羽柴秀吉 10〜中世の「民衆パワー」と合戦 1〜

前回は「〜拡大する蜂須賀たちとの活動〜」という話でした。

羽柴 秀吉(歴史群像シリーズ 図説・戦国武将118 学研)

少し時代が先に行き、有名な金ヶ崎の戦いの殿軍の話です。

この時は、秀吉が自ら殿軍を買って出た話となっています。

そして、光秀や家康(諸説あり)も協力して、辛くも退却した話となっています。

なんとか逃げ切った・・・

危ないところだった・・・

明智 光秀(歴史群像シリーズ 図説・戦国武将118 学研)

光秀殿、ご協力感謝いたす。

木下殿の、浅井・朝倉の追撃戦の采配、
見事でござった。

退却戦において、秀吉は用兵巧みに戦い、浅井・朝倉軍を退けました。

徳川 家康(Wikipedia)

あの木下藤吉郎という男の采配は、
なかなかのもの。

調略中心だった羽柴秀吉は、非常に優れた軍事的才覚を見せます。

金ヶ崎の戦いの殿軍で奮戦する秀吉(歴史人2020年7月号 KKベストセラーズ)

柴田勝家などから軽んじられていた秀吉は、ここで一気に男を上げました。

猿よ!
よくぞ殿を務め上げた!

余が無事退却できたのも、猿の
奮戦のおかげだ!

有難き幸せ!

柴田 勝家(歴史群像シリーズ 図説・戦国武将118 学研)

猿め!
なかなかやる!

私は調略だけではない!

軍事能力にも長けているのだ!

この時、すでに竹中重治が秀吉の参謀役となっていました。

竹中 重治(図説・戦国武将118 学研)

いかに竹中重治の軍略が長けていて、秀吉の統率能力が高くても、当時の秀吉軍はそれほど強固な存在ではなかったのです。

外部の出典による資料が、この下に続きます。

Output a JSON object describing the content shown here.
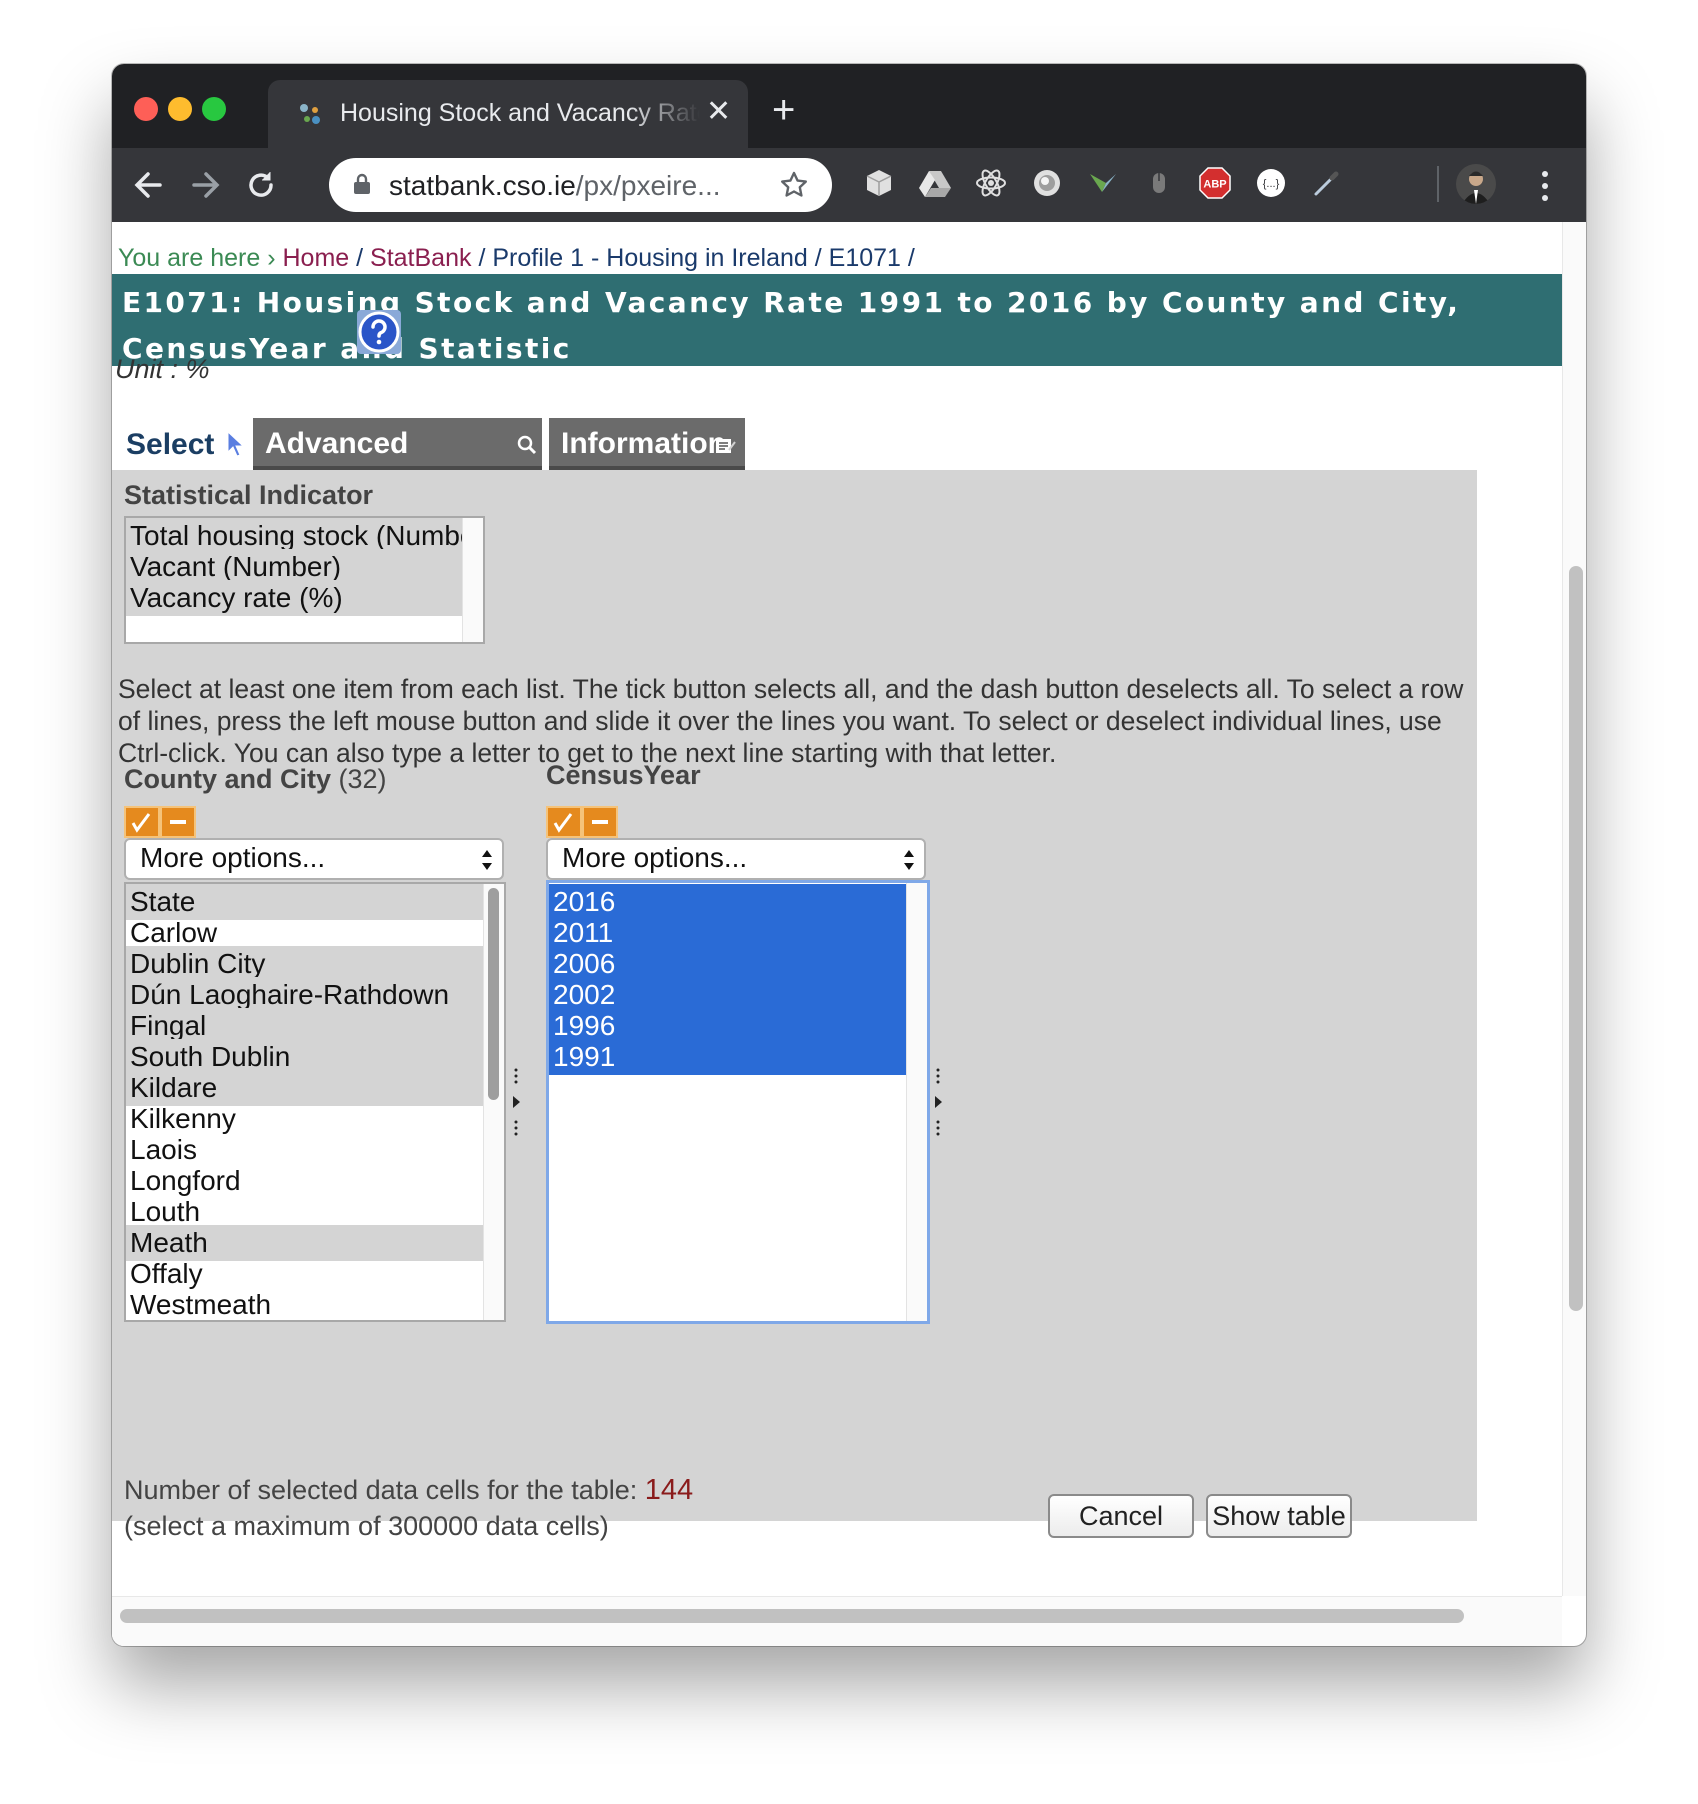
{
  "browser": {
    "tab_title": "Housing Stock and Vacancy Rate",
    "new_tab_symbol": "+",
    "close_symbol": "✕",
    "url_host": "statbank.cso.ie",
    "url_path": "/px/pxeire...",
    "extensions": [
      "cube-icon",
      "drive-icon",
      "react-icon",
      "circle-icon",
      "arrow-icon",
      "mouse-icon",
      "adblock-icon",
      "json-icon",
      "eyedropper-icon"
    ],
    "adblock_label": "ABP",
    "json_label": "{...}"
  },
  "breadcrumb": {
    "prefix": "You are here ›",
    "items": [
      "Home",
      "StatBank",
      "Profile 1 - Housing in Ireland",
      "E1071"
    ],
    "separator": "/"
  },
  "page": {
    "title": "E1071: Housing Stock and Vacancy Rate 1991 to 2016 by County and City, CensusYear and Statistic",
    "unit": "Unit : %"
  },
  "tabs": {
    "select": "Select",
    "advanced": "Advanced selection",
    "information": "Information"
  },
  "statistic": {
    "label": "Statistical Indicator",
    "options": [
      "Total housing stock (Number)",
      "Vacant (Number)",
      "Vacancy rate (%)"
    ]
  },
  "instructions": "Select at least one item from each list. The tick button selects all, and the dash button deselects all. To select a row of lines, press the left mouse button and slide it over the lines you want. To select or deselect individual lines, use Ctrl-click. You can also type a letter to get to the next line starting with that letter.",
  "county": {
    "label": "County and City",
    "count": "(32)",
    "more_options": "More options...",
    "items": [
      "State",
      "Carlow",
      "Dublin City",
      "Dún Laoghaire-Rathdown",
      "Fingal",
      "South Dublin",
      "Kildare",
      "Kilkenny",
      "Laois",
      "Longford",
      "Louth",
      "Meath",
      "Offaly",
      "Westmeath"
    ]
  },
  "census": {
    "label": "CensusYear",
    "more_options": "More options...",
    "items": [
      "2016",
      "2011",
      "2006",
      "2002",
      "1996",
      "1991"
    ]
  },
  "cells": {
    "label": "Number of selected data cells for the table:",
    "value": "144",
    "note": "(select a maximum of 300000 data cells)"
  },
  "buttons": {
    "cancel": "Cancel",
    "show_table": "Show table"
  },
  "colors": {
    "title_bar": "#2f6e72",
    "selected": "#2a6bd6",
    "panel": "#d4d4d4",
    "tick_button": "#e58a1e"
  }
}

まだ織田家で長い歴史のない羽柴秀吉の郎党は、それほど秀吉に忠誠心もない状況です。

金ヶ崎侵攻路・撤退路(歴史群像シリーズ 図説戦国合戦地図集 学習研究社)

その中、「絶体絶命」の退却戦を命を懸けて戦う義理はないです。

退却戦では、秀吉直轄の織田家正規軍よりも、傭兵の力が強かったのでしょう。